Le Haut conseil pour le climat publie un avis relatif à la modernisation du Traité sur la Charte de l’Energie
Le Haut conseil pour le climat a publié le 19 octobre 2022 un avis relatif à la modernisation du Traité sur la Charte de l’Energie, dans le cadre de son auto-saisine.
Le Traité sur la Charte de l’Énergie (TCE) est un accord international de commerce et d’investissement visant à promouvoir la coopération dans le secteur de l’énergie. Il a été signé par la France en 1994 puis ratifié en 1999.
Le TCE accorde une protection juridique aux investissements énergétiques via un mécanisme de règlement des différends, dont les conséquences en matière de contentieux pour les parties signataires sont entre autres à l’origine d’un processus de modernisation engagé en 2017.
La modernisation du TCE, qui s’est conclue le 23 juin 2022 après quinze cycles de négociations, doit faire l’objet d’un accord final lors de la prochaine Conférence sur la Charte de l’énergie le 22 novembre 2022.
Les amendements proposés pourraient constituer une avancée pour les États membres s’ils étaient adoptés et ratifiés, mais ne sont pas à la hauteur de l’ambition climatique de la France et de ses engagements internationaux sur le climat.
Dans le cadre de son auto-saisine au titre de la modernisation du Traité sur la Charte de l’Énergie, le Haut conseil pour le climat :
1. Parvient à la conclusion que le TCE, y compris dans une forme modernisée, n’est pas compatible avec le rythme de décarbonation du secteur de l’énergie et l’intensité des efforts de réduction d’émissions nécessaires pour le secteur à l’horizon 2030, comme rappelé par l’AIE et évalué par le GIEC. En particulier avant l’entrée en vigueur éventuelle de l’accord de modernisation, les délais de ratification nécessaires risquent de prolonger les dispositions actuelles du TCE et sa clause de survie bien au-delà de sa durée réduite à 10 ans par le nouveau mécanisme de flexibilité proposé.
2. Souligne que les risques de contentieux induits par le mécanisme de règlement des différends du TCE peuvent constituer une entrave pour les États dans l’élaboration et la mise en œuvre de leurs politiques de décarbonation nécessaires à court terme.
3. Conclut que le retrait coordonné du TCE par la France et les États membres de l’UE apparaît comme l’option la moins risquée pour permettre l’atteinte des objectifs climatiques et le respect des rythmes de décarbonation nécessaires à l’horizon 2030, car c’est la seule option garantissant la fin des protections octroyées aux nouveaux investissements fossiles dès la date d’effet de ce retrait (un an après sa notification à la Conférence sur la Charte de l’énergie). Pour être compatible avec les calendriers de décarbonation induits par l’Accord de Paris et restaurer la souveraineté des politiques énergétiques et climatiques des parties signataires concernées, un retrait coordonné doit être couplé à une neutralisation de protection des investissements couverts par le TCE, dite « clause de survie ».

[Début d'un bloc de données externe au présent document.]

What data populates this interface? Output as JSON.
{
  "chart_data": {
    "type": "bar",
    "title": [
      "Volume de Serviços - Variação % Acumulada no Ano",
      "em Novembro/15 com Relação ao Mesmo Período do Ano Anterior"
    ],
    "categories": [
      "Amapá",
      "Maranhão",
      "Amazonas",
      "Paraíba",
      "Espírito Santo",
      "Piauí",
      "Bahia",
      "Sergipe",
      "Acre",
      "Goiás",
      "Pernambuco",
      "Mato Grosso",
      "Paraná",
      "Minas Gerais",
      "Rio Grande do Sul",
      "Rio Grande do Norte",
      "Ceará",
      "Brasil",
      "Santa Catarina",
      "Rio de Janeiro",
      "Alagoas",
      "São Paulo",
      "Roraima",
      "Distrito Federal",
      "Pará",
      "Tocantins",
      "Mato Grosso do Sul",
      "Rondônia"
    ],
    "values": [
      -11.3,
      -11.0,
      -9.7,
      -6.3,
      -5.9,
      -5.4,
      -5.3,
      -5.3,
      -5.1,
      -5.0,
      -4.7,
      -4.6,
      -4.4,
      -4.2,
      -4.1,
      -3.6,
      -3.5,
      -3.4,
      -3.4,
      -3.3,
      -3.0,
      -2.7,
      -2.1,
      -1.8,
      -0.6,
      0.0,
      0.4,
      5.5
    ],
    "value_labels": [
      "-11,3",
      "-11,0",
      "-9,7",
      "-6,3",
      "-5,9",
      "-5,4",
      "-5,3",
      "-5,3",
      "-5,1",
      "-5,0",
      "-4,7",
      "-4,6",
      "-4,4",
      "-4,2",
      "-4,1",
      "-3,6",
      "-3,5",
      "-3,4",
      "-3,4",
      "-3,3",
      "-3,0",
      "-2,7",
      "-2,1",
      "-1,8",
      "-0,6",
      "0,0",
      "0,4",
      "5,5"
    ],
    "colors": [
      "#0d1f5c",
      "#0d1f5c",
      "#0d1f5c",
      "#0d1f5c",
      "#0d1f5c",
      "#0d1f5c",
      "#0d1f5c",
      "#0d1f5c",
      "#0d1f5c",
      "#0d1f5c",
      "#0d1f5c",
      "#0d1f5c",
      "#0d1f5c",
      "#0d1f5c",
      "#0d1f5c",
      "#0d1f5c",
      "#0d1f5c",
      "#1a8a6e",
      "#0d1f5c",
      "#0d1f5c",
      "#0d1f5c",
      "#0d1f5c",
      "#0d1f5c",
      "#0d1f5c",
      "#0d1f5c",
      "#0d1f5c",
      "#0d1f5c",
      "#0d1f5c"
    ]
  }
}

4. Conclut qu’en parallèle d’un retrait coordonné du Traité, qui doit demeurer la finalité à poursuivre pour l’atteinte des objectifs de l’Accord de Paris, les amendements proposés représentent des avancées en comparaison des dispositions actuelles du TCE.
5. Recommande de soutenir la proposition de la Commission européenne visant à réaffirmer la non-applicabilité du TCE au sein de l’UE, et a fortiori à neutraliser la « clause de survie » entre les États membres, sous la forme d’un accord ultérieur tel que mentionné dans la communication du 6 octobre 2022. Un tel accord d’interprétation du Traité sur la Charte de l’Énergie permettrait de réaffirmer la primauté des juridictions européennes et nationales des États membres sur les juridictions arbitrales internationales.
6. Recommande au Gouvernement, indépendamment de l’issue des négociations en cours, d’engager sans délai les démarches visant à neutraliser la « clause de survie » du TCE, dans le cadre de la proposition d’accord ultérieur de la Commission, et de proposer d’étendre cette neutralisation au-delà de l’UE auprès des autres parties contractantes concernées.
7. Recommande au Gouvernement d’intégrer pleinement les conséquences actuelles du TCE ainsi que l’objectif de retrait du TCE dans ses réflexions en cours au titre de l’élaboration de la Stratégie française énergie climat.